You know, actually, (and this is a little embarrassing) I haven't read LotR haha I have no idea how this goes down in the books. In the movie, it works well because it seamlessly introduces Arwen, its excellently filmed, and leads to one of the coolest sequences in the movie. That leads me to believe that enough of the decision making likely centered around adapting the story of the books to the film medium to justify it. It certainly didn't feel like a random "lolgurlpower" scene. Unlike the "I am no man" scene from RotK which I thought sucked waaaay before I learned that it wasn't in the books haha

 

Again, I think changes are a fine and natural part of adaptation. But the reasoning behind those changes matters. Many of Rafe's changes seem to stem less from "this would make great TV" than "This aspect of the original doesn't align with my own beliefs. I'm gonna change it" and then justifying it by claiming that it's what RJ would have done if only he were alive. 

 

So what's the difference in these changes?
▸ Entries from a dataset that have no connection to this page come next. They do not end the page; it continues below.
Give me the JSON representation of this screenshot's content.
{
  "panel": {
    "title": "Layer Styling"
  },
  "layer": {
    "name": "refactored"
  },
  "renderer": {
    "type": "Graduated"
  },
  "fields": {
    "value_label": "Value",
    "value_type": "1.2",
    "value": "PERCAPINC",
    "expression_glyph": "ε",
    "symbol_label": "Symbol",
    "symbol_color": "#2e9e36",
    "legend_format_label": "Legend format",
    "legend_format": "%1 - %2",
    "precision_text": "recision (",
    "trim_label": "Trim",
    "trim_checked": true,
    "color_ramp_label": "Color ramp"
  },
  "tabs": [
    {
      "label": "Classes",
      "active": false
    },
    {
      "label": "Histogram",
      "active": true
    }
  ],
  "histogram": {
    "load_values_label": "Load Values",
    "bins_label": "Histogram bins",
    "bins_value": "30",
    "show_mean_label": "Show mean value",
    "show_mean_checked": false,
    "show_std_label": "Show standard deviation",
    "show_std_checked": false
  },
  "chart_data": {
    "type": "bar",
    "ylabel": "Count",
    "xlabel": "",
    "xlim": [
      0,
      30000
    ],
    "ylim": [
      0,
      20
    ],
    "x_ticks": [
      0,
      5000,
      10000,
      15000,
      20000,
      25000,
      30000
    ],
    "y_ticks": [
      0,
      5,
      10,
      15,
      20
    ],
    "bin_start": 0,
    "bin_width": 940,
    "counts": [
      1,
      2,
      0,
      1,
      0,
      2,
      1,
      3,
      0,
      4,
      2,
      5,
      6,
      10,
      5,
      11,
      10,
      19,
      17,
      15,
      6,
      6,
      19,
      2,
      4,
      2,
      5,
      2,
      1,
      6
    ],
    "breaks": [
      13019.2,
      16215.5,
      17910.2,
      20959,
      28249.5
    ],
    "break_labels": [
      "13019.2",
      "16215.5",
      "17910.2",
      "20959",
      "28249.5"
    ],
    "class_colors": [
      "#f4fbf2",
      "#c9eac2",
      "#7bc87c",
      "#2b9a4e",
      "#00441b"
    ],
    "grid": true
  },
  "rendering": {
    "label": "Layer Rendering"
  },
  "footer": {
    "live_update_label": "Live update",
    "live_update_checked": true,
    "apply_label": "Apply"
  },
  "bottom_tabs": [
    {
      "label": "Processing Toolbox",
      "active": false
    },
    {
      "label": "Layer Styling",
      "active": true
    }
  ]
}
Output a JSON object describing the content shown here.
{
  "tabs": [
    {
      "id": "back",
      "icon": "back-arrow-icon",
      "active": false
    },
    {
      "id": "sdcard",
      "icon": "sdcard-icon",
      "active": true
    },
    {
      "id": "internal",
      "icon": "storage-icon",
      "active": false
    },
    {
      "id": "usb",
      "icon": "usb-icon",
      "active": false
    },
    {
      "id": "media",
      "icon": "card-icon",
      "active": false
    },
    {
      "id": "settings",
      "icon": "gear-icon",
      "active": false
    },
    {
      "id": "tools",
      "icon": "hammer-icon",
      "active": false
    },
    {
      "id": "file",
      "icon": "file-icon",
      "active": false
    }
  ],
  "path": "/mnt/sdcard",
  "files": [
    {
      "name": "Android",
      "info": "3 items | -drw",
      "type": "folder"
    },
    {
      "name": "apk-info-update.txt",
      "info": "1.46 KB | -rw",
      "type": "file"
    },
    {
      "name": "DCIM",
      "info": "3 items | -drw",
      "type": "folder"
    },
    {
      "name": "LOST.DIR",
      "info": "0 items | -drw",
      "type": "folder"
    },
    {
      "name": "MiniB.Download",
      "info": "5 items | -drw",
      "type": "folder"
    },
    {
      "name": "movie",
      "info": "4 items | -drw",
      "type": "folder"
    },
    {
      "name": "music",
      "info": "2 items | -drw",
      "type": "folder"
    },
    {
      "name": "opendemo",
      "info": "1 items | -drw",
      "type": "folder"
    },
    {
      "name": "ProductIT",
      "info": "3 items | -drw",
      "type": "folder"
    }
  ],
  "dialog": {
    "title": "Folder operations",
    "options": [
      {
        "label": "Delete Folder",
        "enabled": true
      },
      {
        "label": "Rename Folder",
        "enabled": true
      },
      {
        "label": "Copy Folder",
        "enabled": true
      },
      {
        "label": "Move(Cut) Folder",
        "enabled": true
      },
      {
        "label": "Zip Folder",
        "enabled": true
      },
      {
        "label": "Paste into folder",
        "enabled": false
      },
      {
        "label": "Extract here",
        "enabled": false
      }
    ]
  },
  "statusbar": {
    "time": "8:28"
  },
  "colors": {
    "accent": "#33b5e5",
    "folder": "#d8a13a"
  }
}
I think intent actually does matter because ideologically motivated writing tends to be lazy. Like, this is the reason that professors often ask their students to write papers from opposing viewpoints. Many professors will then tell you that the quality of writing in those papers goes up rather than down. Because writing things you disagree with forces you to think. You can't do that on autopilot. 

 

Ultimately, if you're making creative decisions based on what aligns with your own preexisting ideology, you're often just preaching to the choir. No one in the pews criticizes you, and if they do, you can just call them to repentance. Nothing is ever your fault, and you're absolved from any sort of accountability. You were doing god's work, after all.